The history of the Netherlands is the history of a seafaring people thriving on a lowland river delta on the North Sea in northwestern Europe. Records begin with the four centuries during which the region formed a militarized border zone of the Roman empire. This came under increasing pressure from Germanic peoples moving westwards. As Roman power collapsed and the Middle Ages began, three dominant Germanic peoples coalesced in the area, Frisians in the north and coastal areas, Low Saxons in the northeast, and the Franks in the south.
During the Middle Ages, the descendants of the Carolingian dynasty, came to dominate the area and then extended their rule to a large part of Western Europe. The region of the Netherlands therefore became part of Lower Lotharingia within the Frankish Holy Roman Empire. For several centuries, lordships such as Brabant, Holland, Zeeland, Friesland, Guelders and others held a changing patchwork of territories.

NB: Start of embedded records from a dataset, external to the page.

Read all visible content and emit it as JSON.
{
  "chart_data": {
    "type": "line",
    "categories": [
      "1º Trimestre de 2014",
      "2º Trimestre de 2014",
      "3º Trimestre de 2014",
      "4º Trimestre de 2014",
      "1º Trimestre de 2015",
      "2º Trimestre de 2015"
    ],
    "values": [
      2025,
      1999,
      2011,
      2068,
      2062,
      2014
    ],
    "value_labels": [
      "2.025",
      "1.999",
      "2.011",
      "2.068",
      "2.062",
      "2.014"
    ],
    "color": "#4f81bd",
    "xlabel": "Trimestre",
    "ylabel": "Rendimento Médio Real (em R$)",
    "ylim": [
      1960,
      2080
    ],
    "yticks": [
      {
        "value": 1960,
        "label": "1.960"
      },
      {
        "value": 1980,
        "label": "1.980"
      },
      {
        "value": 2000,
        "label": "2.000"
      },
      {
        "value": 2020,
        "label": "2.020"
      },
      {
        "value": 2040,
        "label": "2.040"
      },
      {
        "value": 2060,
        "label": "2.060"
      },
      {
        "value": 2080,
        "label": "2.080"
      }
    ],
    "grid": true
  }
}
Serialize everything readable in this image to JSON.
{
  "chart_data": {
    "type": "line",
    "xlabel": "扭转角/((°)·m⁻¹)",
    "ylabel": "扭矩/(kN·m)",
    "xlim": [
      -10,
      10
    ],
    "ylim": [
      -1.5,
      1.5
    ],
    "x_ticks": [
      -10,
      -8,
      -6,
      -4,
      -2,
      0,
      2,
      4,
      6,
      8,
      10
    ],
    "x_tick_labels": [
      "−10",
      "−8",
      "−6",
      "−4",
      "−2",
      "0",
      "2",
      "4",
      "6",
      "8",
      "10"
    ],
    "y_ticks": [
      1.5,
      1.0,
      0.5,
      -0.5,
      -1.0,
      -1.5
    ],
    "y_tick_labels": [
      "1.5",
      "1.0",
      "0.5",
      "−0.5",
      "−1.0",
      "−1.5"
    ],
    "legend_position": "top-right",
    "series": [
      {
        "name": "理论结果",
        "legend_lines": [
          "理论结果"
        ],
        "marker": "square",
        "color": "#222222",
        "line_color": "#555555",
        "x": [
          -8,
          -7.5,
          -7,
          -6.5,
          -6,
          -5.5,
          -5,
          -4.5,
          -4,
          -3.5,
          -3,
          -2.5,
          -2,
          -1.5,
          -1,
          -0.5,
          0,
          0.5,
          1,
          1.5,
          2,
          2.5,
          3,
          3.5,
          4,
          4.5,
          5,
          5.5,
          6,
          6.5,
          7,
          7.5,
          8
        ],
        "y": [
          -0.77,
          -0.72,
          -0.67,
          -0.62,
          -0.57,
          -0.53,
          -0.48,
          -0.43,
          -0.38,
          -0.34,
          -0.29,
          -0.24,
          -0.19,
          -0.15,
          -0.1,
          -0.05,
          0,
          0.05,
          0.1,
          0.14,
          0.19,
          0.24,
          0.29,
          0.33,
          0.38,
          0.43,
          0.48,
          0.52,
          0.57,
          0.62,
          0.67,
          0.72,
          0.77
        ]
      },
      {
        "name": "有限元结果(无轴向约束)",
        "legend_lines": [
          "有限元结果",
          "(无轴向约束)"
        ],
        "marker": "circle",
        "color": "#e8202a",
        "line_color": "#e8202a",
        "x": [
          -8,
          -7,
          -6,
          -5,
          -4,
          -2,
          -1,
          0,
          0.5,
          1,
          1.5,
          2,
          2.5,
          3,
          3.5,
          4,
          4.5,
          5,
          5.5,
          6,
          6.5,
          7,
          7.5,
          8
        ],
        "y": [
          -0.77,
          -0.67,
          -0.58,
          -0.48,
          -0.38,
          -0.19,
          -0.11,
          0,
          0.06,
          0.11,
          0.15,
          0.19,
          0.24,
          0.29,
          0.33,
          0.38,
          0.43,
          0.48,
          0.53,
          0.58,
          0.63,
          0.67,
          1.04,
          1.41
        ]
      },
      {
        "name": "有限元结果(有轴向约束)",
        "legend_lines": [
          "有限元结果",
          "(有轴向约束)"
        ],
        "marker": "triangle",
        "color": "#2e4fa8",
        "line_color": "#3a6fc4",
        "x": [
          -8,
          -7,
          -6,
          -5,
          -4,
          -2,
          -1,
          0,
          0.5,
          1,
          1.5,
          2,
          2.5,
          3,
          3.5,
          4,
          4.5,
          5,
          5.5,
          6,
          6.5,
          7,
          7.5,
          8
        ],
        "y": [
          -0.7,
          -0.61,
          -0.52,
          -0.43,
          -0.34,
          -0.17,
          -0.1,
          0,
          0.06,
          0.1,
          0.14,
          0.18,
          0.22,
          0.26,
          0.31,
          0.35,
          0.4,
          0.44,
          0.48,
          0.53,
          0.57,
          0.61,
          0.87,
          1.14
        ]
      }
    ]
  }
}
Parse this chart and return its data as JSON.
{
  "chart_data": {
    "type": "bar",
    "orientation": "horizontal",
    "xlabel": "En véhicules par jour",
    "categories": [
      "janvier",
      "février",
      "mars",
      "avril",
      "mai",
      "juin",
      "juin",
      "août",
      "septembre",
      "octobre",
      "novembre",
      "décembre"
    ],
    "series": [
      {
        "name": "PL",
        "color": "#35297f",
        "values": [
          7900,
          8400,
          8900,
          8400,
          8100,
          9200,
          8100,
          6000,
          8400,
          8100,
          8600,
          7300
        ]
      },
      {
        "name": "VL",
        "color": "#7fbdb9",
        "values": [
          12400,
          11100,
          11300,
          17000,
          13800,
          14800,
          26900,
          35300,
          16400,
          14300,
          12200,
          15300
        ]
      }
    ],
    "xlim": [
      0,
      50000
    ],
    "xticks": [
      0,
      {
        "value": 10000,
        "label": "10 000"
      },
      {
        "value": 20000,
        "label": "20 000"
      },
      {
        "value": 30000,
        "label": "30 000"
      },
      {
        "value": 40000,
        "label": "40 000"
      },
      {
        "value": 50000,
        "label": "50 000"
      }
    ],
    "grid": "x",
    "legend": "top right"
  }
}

There was no unified equivalent of the modern Netherlands.

By 1433, the Duke of Burgundy had assumed control over most of the lowlands territories in Lower Lotharingia; he created the Burgundian Netherlands which included modern Belgium, Luxembourg, and a part of France.
The Catholic kings of Spain took strong measures against the new Protestantism and other dissent, which polarized those peoples of present-day Belgium and Holland. The subsequent Dutch revolt led to splitting the Burgundian Netherlands into a Catholic French and Dutch-speaking "Spanish Netherlands" (approximately modern) Belgium and Luxembourg, and a northern "United Provinces", which spoke Dutch and was predominantly Protestant, with a large Catholic minority. It became the modern Netherlands.
In the Dutch Golden Age, which had its zenith around 1667, there was a flowering of trade, industry, the arts and the sciences. A rich worldwide Dutch empire developed and the Dutch East India Company became one of the earliest and most important of national mercantile companies based on entrepreneurship and trade.
During the 18th century the power and wealth of the Netherlands declined. A series of wars with the more powerful British and French neighbors weakened it. Britain seized the North American colony of New Amsterdam, turning it into New York. There was growing unrest and conflict between the Orangists and the Patriots. The French Revolution spilled over after 1789, and a pro-French Batavian Republic was established in 1795–1806. Napoleon made it a satellite state, the Kingdom of Holland (1806–1810), and later simply a French imperial province.
After the collapse of Napoleon in 1813-15, an expanded "United Kingdom of the Netherlands" was created with the House of Orange as monarchs, also ruling Belgium and Luxembourg. The King imposed unpopular Protestant reforms on Belgium, which revolted in 1830 and became independent in 1839. After an initially conservative period, in the 1848 constitution the country became a parliamentary democracy with a constitutional monarch. Modern Luxembourg initially remained united with the Netherlands, but today is ruled by a separate branch of the Dutch royal family.
The Netherlands was neutral during the First World War, but during the Second World War, it was invaded and occupied by Nazi Germany. The Nazis, including many collaborators, rounded up and killed almost all the Jews (most famously Anne Frank). When the Dutch resistance increased, the Nazis cut off food supplies to much of the country, causing severe starvation in 1944-45. In 1942, the Dutch East Indies was conquered by Japan, but first the Dutch destroyed the oil wells that Japan needed so badly. Indonesia proclaimed its independence in 1945. Suriname gained independence in 1975. The postwar years saw rapid economic recovery (helped by the American Marshall Plan), followed by the introduction of a welfare state during an era of peace and prosperity. The Netherlands formed a new economic alliance with Belgium and Luxembourg, the Benelux, and all three became founding members of the European Union and NATO. In recent decades, the Dutch economy has been closely linked to that of Germany, and is highly prosperous. After World War II the pillarized system that had separated society into closed Catholic, Protestant and secular pillars became integrated; Catholic and Protestant religiosity declined sharply. However, the arrival of immigrant Muslims (particularly Turks and Moroccans) may form a new polarization in the 21st century.